In the following example the column carrier_code column appears in both the tables tas_contact and TA_CASES. The carrier_code points to the same data for both tables. The normal path for a query using carrier_code from tas_contact and TA_CASES, is to pass through the intermediary table TA_CARRIER.
The shortcut join directly linking tas_contact and TA_CASES allows the query to ignore the intermediary table TA_CARRIER, optimizing the query.
The EXPLAIN Analysis Tool
You can get a good indication of how good a join is by taking the product of the values in the rows column of the EXPLAIN output. This should tell you roughly how many rows MySQL must examine to execute the query.
explain select a.au_lname, a.au_fname, ta.royaltyper, t.title, t.royalty from authors a, titleauthor ta, titles t where a.au_id = ta.au_id and ta.title_id = t.title_id
The fewer rows appear there, the faster the query should run.
Optimizing IN/ANY Subqueries
A very useful optimization is to inform the subquery that the only rows of interest are those where the inner expression inner_expr is equal to outer_expr. This is done by pushing down an appropriate equality into the subquery's WHERE clause. That is, the comparison is converted to this:
EXISTS (SELECT 1 FROM ... WHERE subquery_where AND outer_expr=inner_expr)

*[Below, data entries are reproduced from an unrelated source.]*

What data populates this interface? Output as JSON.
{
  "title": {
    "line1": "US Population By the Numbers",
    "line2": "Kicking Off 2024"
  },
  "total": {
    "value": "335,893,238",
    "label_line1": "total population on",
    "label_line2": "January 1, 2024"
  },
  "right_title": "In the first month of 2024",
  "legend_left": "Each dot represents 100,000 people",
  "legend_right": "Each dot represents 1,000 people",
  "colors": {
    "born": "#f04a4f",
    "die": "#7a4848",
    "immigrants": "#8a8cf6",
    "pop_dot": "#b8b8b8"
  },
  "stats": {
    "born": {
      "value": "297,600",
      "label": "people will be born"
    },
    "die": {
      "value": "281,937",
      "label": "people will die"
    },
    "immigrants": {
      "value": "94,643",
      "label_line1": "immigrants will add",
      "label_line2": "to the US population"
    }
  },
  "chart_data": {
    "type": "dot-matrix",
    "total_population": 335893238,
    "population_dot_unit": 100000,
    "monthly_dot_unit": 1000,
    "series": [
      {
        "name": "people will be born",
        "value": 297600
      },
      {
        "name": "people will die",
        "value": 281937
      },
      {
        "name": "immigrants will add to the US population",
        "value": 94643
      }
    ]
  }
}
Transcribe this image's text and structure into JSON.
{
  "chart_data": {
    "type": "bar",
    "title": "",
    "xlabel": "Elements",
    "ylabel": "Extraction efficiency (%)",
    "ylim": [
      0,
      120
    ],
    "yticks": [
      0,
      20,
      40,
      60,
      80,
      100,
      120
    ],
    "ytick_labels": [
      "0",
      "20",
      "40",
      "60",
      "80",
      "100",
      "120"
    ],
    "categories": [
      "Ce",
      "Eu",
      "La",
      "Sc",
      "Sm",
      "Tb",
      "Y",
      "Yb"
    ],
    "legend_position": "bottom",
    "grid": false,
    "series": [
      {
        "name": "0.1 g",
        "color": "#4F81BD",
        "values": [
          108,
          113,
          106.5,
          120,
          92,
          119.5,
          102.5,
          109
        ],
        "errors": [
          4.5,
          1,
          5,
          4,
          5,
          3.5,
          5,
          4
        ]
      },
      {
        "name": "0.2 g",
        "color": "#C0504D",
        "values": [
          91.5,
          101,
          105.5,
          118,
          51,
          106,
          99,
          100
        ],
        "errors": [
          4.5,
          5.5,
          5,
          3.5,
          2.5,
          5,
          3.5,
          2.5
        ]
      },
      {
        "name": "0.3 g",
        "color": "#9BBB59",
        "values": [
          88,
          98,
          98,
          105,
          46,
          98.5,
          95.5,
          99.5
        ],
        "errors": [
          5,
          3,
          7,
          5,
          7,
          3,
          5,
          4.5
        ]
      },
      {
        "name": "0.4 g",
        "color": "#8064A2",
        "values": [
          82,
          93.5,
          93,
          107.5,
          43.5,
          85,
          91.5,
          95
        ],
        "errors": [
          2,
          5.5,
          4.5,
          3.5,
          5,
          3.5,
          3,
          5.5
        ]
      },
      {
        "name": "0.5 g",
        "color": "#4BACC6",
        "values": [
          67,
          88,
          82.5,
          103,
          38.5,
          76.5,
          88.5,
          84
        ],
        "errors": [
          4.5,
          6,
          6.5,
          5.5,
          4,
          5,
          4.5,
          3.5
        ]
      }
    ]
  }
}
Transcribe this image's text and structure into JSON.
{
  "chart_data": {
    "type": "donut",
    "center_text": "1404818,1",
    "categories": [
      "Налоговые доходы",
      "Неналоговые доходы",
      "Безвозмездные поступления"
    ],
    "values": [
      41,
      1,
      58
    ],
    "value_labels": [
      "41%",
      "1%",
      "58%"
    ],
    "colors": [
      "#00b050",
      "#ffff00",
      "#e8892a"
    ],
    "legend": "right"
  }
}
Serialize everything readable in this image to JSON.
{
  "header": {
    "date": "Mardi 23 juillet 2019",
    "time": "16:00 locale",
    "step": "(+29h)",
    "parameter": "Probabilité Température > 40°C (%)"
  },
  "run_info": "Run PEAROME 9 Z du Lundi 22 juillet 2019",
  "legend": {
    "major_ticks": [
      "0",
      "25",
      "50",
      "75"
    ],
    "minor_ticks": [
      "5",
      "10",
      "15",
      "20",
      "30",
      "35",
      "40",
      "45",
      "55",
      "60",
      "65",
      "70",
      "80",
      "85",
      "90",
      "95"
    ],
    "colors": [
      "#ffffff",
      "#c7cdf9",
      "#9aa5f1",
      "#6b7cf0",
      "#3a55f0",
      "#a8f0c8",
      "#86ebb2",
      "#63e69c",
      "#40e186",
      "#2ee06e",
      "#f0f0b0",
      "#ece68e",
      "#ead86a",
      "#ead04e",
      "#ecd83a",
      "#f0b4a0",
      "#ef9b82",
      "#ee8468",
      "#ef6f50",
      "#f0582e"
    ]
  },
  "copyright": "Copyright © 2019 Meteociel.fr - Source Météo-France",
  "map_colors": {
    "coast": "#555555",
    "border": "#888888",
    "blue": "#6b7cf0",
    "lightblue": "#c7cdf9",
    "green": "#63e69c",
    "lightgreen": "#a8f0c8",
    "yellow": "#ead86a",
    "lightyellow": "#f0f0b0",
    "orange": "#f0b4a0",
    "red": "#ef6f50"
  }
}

After the conversion, MySQL can use the pushed-down equality to limit the number of rows that it must examine when evaluating the subquery.
Although Join optimization should never be used as a substitute for well-thought out column indexing, it can greatly improve the performance of your queries in many instances. In a future article, well look more closely at EXPLAIN as well as other analytical tools to help minimize the number of rows returned by each step of a query. In doing so, it is possible to lower result set size from tens of millions of rows to several hundred! The effect of which is impressive gains in query execution time.